5. Il ressort des termes de l'arrêté du 22 mars 2018 que le maire de la commune de Niort a rejeté la demande d'autorisation de la société Cocktail Développement au motif que le dispositif publicitaire lumineux en litige devait s'insérer à l'intersection de quatre axes de circulation, dans un environnement particulièrement dense composé de panneaux de signalisation routière lumineux ainsi que de feux tricolores, et qu'il serait de ce fait de nature à perturber la vision que les automobilistes auraient de ces feux tricolores. En outre, le maire a indiqué dans sa décision du 12 juin 2018 rejetant le recours gracieux que " l'ajout d'un panneau numérique dans un tel site routier intense serait de nature à réduire l'efficacité des panneaux réglementaires en détournant l'attention des conducteurs " et que " l'emplacement rendrait le panneau visible depuis chaque intersection et aurait pour conséquence de rendre les automobilistes moins vigilants au trafic routier ".
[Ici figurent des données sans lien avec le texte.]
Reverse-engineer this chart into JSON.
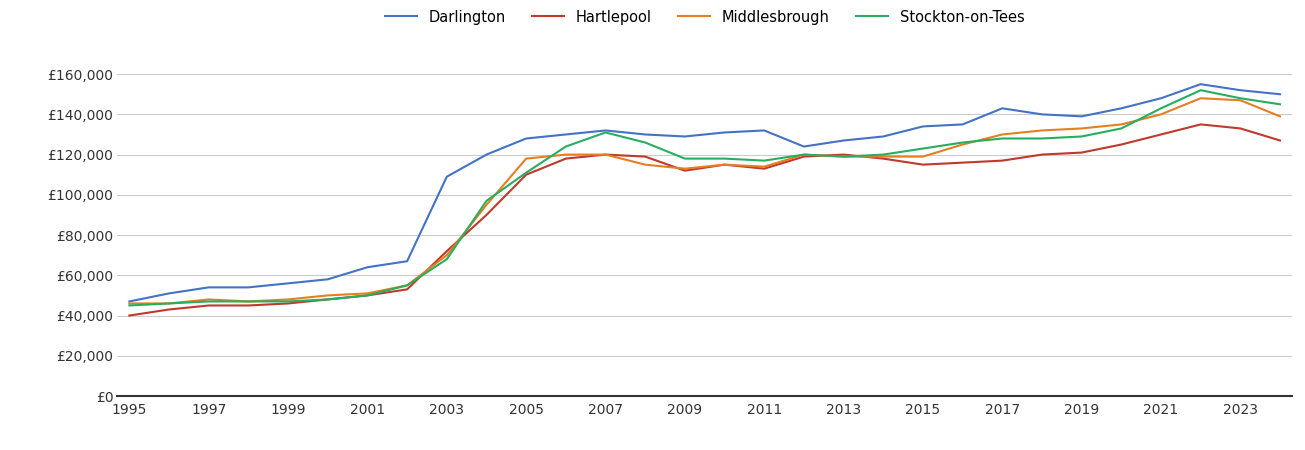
{
  "years": [
    1995,
    1996,
    1997,
    1998,
    1999,
    2000,
    2001,
    2002,
    2003,
    2004,
    2005,
    2006,
    2007,
    2008,
    2009,
    2010,
    2011,
    2012,
    2013,
    2014,
    2015,
    2016,
    2017,
    2018,
    2019,
    2020,
    2021,
    2022,
    2023,
    2024
  ],
  "darlington": [
    47000,
    51000,
    54000,
    54000,
    56000,
    58000,
    64000,
    67000,
    109000,
    120000,
    128000,
    130000,
    132000,
    130000,
    129000,
    131000,
    132000,
    124000,
    127000,
    129000,
    134000,
    135000,
    143000,
    140000,
    139000,
    143000,
    148000,
    155000,
    152000,
    150000
  ],
  "hartlepool": [
    40000,
    43000,
    45000,
    45000,
    46000,
    48000,
    50000,
    53000,
    72000,
    90000,
    110000,
    118000,
    120000,
    119000,
    112000,
    115000,
    113000,
    119000,
    120000,
    118000,
    115000,
    116000,
    117000,
    120000,
    121000,
    125000,
    130000,
    135000,
    133000,
    127000
  ],
  "middlesbrough": [
    46000,
    46000,
    48000,
    47000,
    48000,
    50000,
    51000,
    55000,
    70000,
    95000,
    118000,
    120000,
    120000,
    115000,
    113000,
    115000,
    114000,
    120000,
    119000,
    119000,
    119000,
    125000,
    130000,
    132000,
    133000,
    135000,
    140000,
    148000,
    147000,
    139000
  ],
  "stockton": [
    45000,
    46000,
    47000,
    47000,
    47000,
    48000,
    50000,
    55000,
    68000,
    97000,
    111000,
    124000,
    131000,
    126000,
    118000,
    118000,
    117000,
    120000,
    119000,
    120000,
    123000,
    126000,
    128000,
    128000,
    129000,
    133000,
    143000,
    152000,
    148000,
    145000
  ],
  "colors": {
    "darlington": "#4472c4",
    "hartlepool": "#c0392b",
    "middlesbrough": "#e67e22",
    "stockton": "#27ae60"
  },
  "ylim": [
    0,
    170000
  ],
  "yticks": [
    0,
    20000,
    40000,
    60000,
    80000,
    100000,
    120000,
    140000,
    160000
  ],
  "background_color": "#ffffff",
  "grid_color": "#cccccc",
  "legend_labels": [
    "Darlington",
    "Hartlepool",
    "Middlesbrough",
    "Stockton-on-Tees"
  ]
}
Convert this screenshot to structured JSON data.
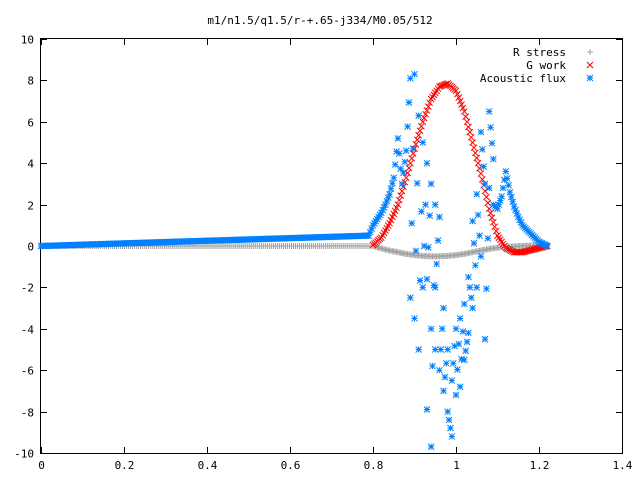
{
  "chart_data": {
    "type": "scatter",
    "title": "m1/n1.5/q1.5/r-+.65-j334/M0.05/512",
    "xlabel": "",
    "ylabel": "",
    "xlim": [
      0,
      1.4
    ],
    "ylim": [
      -10,
      10
    ],
    "xticks": [
      "0",
      "0.2",
      "0.4",
      "0.6",
      "0.8",
      "1",
      "1.2",
      "1.4"
    ],
    "yticks": [
      "10",
      "8",
      "6",
      "4",
      "2",
      "0",
      "-2",
      "-4",
      "-6",
      "-8",
      "-10"
    ],
    "grid": false,
    "legend_position": "top-right",
    "series": [
      {
        "name": "R stress",
        "marker": "+",
        "color": "#a0a0a0",
        "x": [
          0.0,
          0.8,
          0.82,
          0.84,
          0.86,
          0.88,
          0.9,
          0.92,
          0.94,
          0.96,
          0.98,
          1.0,
          1.02,
          1.04,
          1.06,
          1.08,
          1.1,
          1.12,
          1.14,
          1.16,
          1.18,
          1.2,
          1.22
        ],
        "y": [
          0,
          0,
          -0.12,
          -0.22,
          -0.3,
          -0.38,
          -0.44,
          -0.48,
          -0.5,
          -0.5,
          -0.48,
          -0.44,
          -0.38,
          -0.3,
          -0.22,
          -0.14,
          -0.08,
          -0.04,
          -0.02,
          0.0,
          0.02,
          0.04,
          0.06
        ]
      },
      {
        "name": "G work",
        "marker": "x",
        "color": "#ff0000",
        "x": [
          0.8,
          0.82,
          0.84,
          0.86,
          0.88,
          0.9,
          0.92,
          0.94,
          0.96,
          0.98,
          1.0,
          1.02,
          1.04,
          1.06,
          1.08,
          1.1,
          1.12,
          1.14,
          1.16,
          1.18,
          1.2,
          1.22
        ],
        "y": [
          0.05,
          0.4,
          1.1,
          2.0,
          3.3,
          4.7,
          6.0,
          7.1,
          7.7,
          7.85,
          7.5,
          6.5,
          5.0,
          3.5,
          1.8,
          0.5,
          -0.1,
          -0.3,
          -0.3,
          -0.2,
          -0.1,
          0.0
        ]
      },
      {
        "name": "Acoustic flux",
        "marker": "*",
        "color": "#0080ff",
        "x": [
          0.0,
          0.79,
          0.8,
          0.81,
          0.82,
          0.83,
          0.84,
          0.85,
          0.86,
          0.87,
          0.88,
          0.89,
          0.89,
          0.9,
          0.9,
          0.91,
          0.91,
          0.92,
          0.92,
          0.93,
          0.93,
          0.93,
          0.94,
          0.94,
          0.94,
          0.95,
          0.95,
          0.95,
          0.96,
          0.96,
          0.97,
          0.97,
          0.98,
          0.98,
          0.99,
          0.99,
          1.0,
          1.0,
          1.01,
          1.01,
          1.02,
          1.02,
          1.03,
          1.03,
          1.04,
          1.04,
          1.05,
          1.05,
          1.06,
          1.06,
          1.07,
          1.07,
          1.08,
          1.08,
          1.09,
          1.09,
          1.1,
          1.11,
          1.12,
          1.13,
          1.14,
          1.15,
          1.16,
          1.17,
          1.18,
          1.19,
          1.2,
          1.21,
          1.22
        ],
        "y": [
          0.0,
          0.5,
          1.0,
          1.3,
          1.6,
          2.0,
          2.5,
          3.3,
          5.2,
          3.0,
          4.6,
          8.1,
          -2.5,
          8.3,
          -3.5,
          6.3,
          -5.0,
          5.0,
          -2.0,
          4.0,
          -7.9,
          -1.6,
          3.0,
          -4.0,
          -9.7,
          2.0,
          -5.0,
          -2.0,
          1.4,
          -6.0,
          -3.0,
          -7.0,
          -5.0,
          -8.0,
          -9.2,
          -6.5,
          -4.0,
          -7.2,
          -3.5,
          -6.8,
          -2.8,
          -5.5,
          -4.2,
          -1.5,
          -3.0,
          1.2,
          -2.0,
          2.5,
          -0.5,
          5.5,
          3.0,
          -4.5,
          2.8,
          6.5,
          4.2,
          2.0,
          1.8,
          2.4,
          3.6,
          2.6,
          1.9,
          1.4,
          1.0,
          0.8,
          0.6,
          0.4,
          0.2,
          0.1,
          0.0
        ]
      }
    ]
  }
}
6. Toutefois, il ressort des pièces du dossier et notamment du courrier du 12 février 2019 de la direction de l'espace public de la ville de Niort, produit par la commune, que le dispositif publicitaire en cause, d'une dimension de 8 m2, qui a vocation à remplacer un panneau traditionnel comportant des affiches en papier, sera, du fait d'un délaissé important entre le boulevard et la parcelle d'implantation, localisé en retrait du carrefour, et par suite des feux tricolores. Par ailleurs, il ressort du dossier de demande d'autorisation précisant les caractéristiques techniques du dispositif que pour éviter de diminuer l'efficacité des signaux réglementaires et d'éblouir les usagers de la route, la luminosité du panneau sera limitée à 4 000 candelas par m2 avec une extinction sur la plage horaire de 1 heure à 6 heures et que l'installation sera équipée d'un système permettant de régler tant la puissance lumineuse que la vitesse de défilement des images, laquelle sera limitée à une image toutes les dix secondes.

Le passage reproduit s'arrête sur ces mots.